In 1966, Beatles guitarist George Harrison married Pattie Boyd, a model he met during the filming of A Hard Day’s Night. During the late 1960s, Clapton and Harrison became close friends. Clapton contributed uncredited guitar work on Harrison’s song “While My Guitar Gently Weeps” on the Beatles’ White Album, and Harrison co-wrote and played guitar pseudonymously (as L’Angelo Misterioso) on Cream’s “Badge” from Goodbye. However, between his tenures in Cream and Blind Faith, Clapton fell in love with Boyd.
The title, “Layla”, was inspired by the story of Layla and Majnun, which Clapton had been told by his friend Ian Dallas, who was in the process of converting to Islam. Nizami’s tale, about a moon princess who was married off by her father to a man she didn’t love, resulting in Majnun’s madness, struck a deep chord with Clapton.
Boyd divorced Harrison in 1977 and married Clapton in 1979 during a concert stop in Tucson, Arizona. Harrison was not bitter about the divorce and attended Clapton’s wedding party with fellow Beatles Ringo Starr and Paul McCartney. During their relationship, Clapton wrote another love ballad for Pattie, “Wonderful Tonight” (1977). Clapton and Boyd divorced in 1988 after several years of separation.

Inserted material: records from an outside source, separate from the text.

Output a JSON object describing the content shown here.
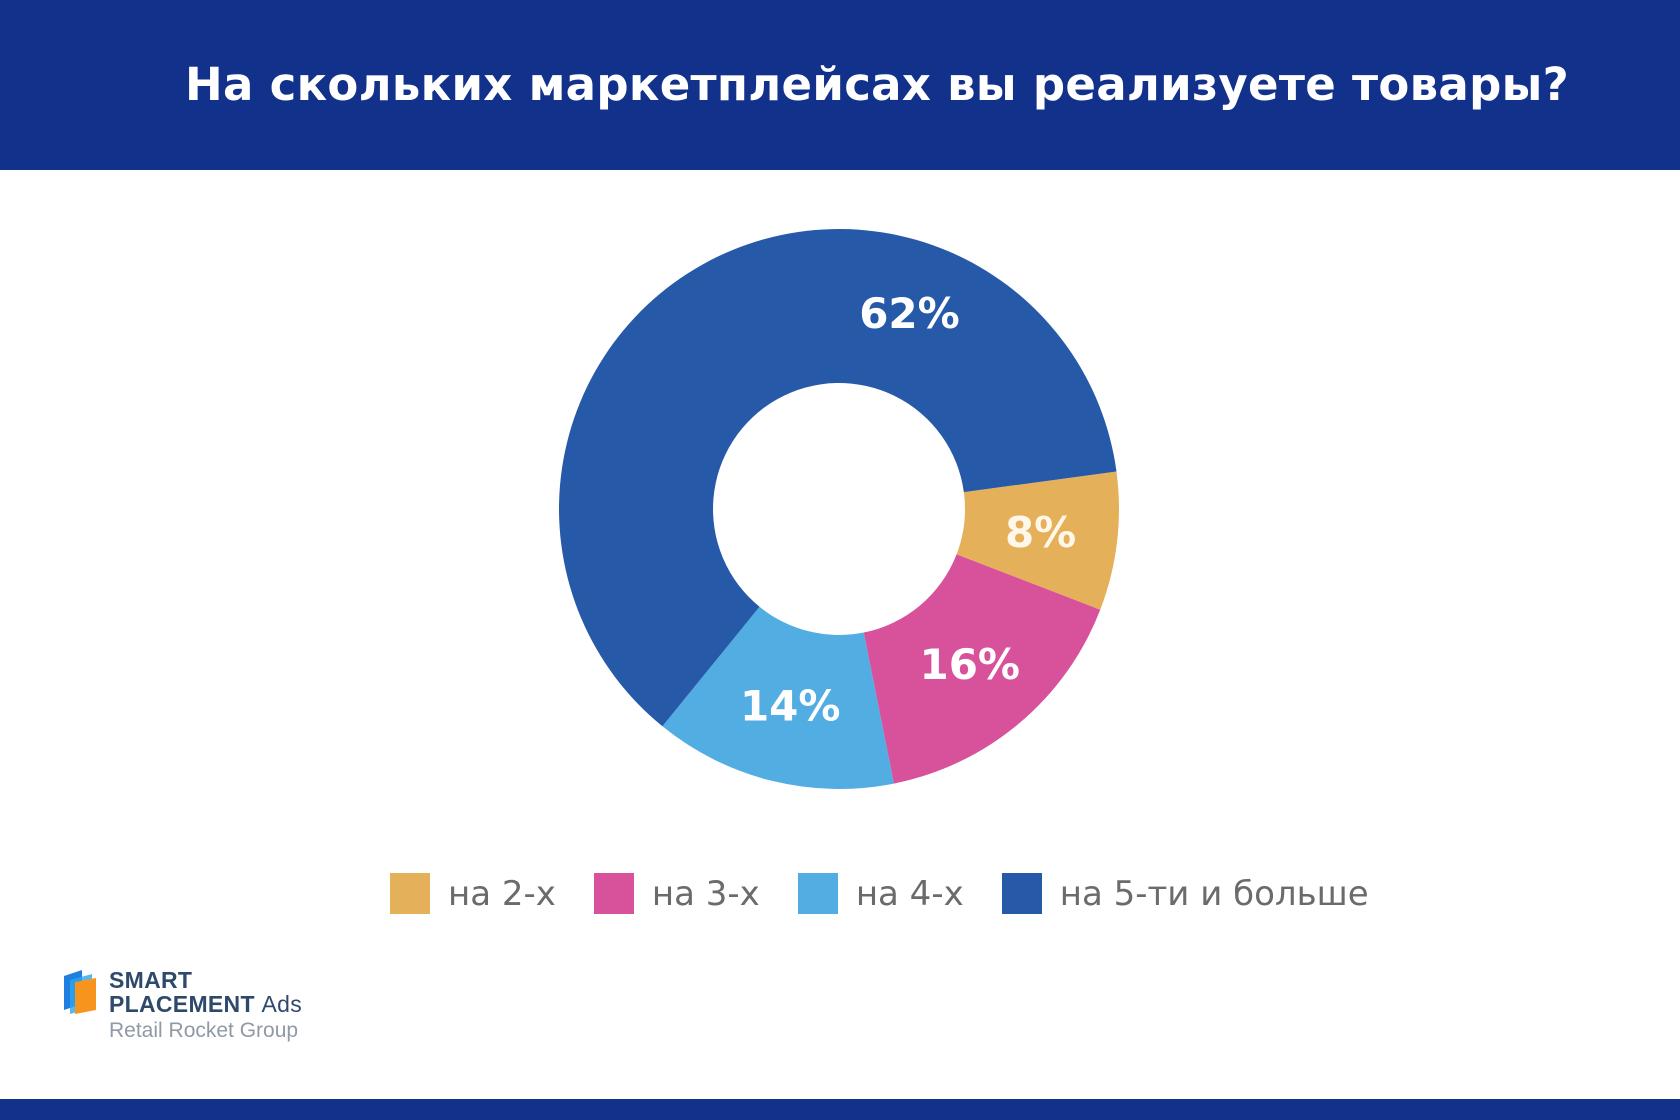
{
  "chart_data": {
    "type": "pie",
    "variant": "donut",
    "title": "На скольких маркетплейсах вы реализуете товары?",
    "categories": [
      "на 2-х",
      "на 3-х",
      "на 4-х",
      "на 5-ти и больше"
    ],
    "values": [
      8,
      16,
      14,
      62
    ],
    "data_labels": [
      "8%",
      "16%",
      "14%",
      "62%"
    ],
    "colors": [
      "#e5b05a",
      "#d8519b",
      "#52ade3",
      "#2659a8"
    ],
    "legend_position": "bottom"
  },
  "logo": {
    "line1": "SMART",
    "line2": "PLACEMENT",
    "line2b": "Ads",
    "line3": "Retail Rocket Group"
  },
  "colors": {
    "header": "#12318a"
  }
}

AllMusic critic Stephen Thomas Erlewine reviewed “Layla” seemed to be the Unplugged album’s hit which the critic describes as a “slow crawl through Derek & the Dominos’ version, turning that anguished howl of pain into a cozy shuffle and the whole album proceeds at a similar amiable gait, taking its time and enjoying detours into old blues standards.” Journalist Steve Hochman called the acoustic version a “low-key but seductive recasting”. Music broadcaster VH1 thinks the Unplugged version revealed Clapton’s guitar skills in the acoustic setting, which was particularly obvious on the re-working of “Layla” that “stressed Clapton’s tender side without forfeiting intensity.” Entertainment Weekly journalists picked the tune as the mega-hit of the Unplugged album. The critics especially liked Leavell’s piano work on the song, saying that it “adds a smoky-jazz-joint torch-song ambiance that’s both expectation shattering and emotionally compelling to the tune”.
In 1970, Jamrock Entertainment listed “Layla” as the best song of the year. Acclaimed Music rated the original version as the best song of 1970 and the 12th most popular song of the 1970s. In 1972, “Layla” was one of the most performed songs of the year, and was just a year after its original release considered a “Rock standard”. With its re-release in 1982, the Rock song cemented its reputation as a global Rock hit track. The tune features one of the most iconic Rock guitar riffs of all-time, and it is one of the popular songs written about a woman. It is featured on a number of “greatest ever” lists. The song was chosen by the Rock and Roll Hall of Fame as one of their “500 Songs that Shaped Rock and Roll”, and Rolling Stone ranked the song at #27 on their list of “The 500 Greatest Songs of All Time”. The Recording Industry Association of America ranked “Layla” at number 118 on their Songs of the Century on March 7, 2001. Music critic Dave Marsh placed the tune on number two for his “Best Singles of the Year 1972” compilation. With its makeover in 1992 for the Unplugged album, “Layla” became an all-time hit song, as it won the Grammy Award for Best Rock Song in 1993, and was broadcast nonstop in 1992 and 1993 on the radio, in stores, and on television around the globe. In 1992, “Layla” was the most performed song of the year, and won a BMI Broadcasting Award for radio and television appearances of the 1992 “Layla” for more than two million times in summer of 1994 – just one and a half years after “Layla” had been released as an acoustic version. As of 2011, “Layla” attained more than six million broadcasts on television and the radio or performances on other records and during live concerts.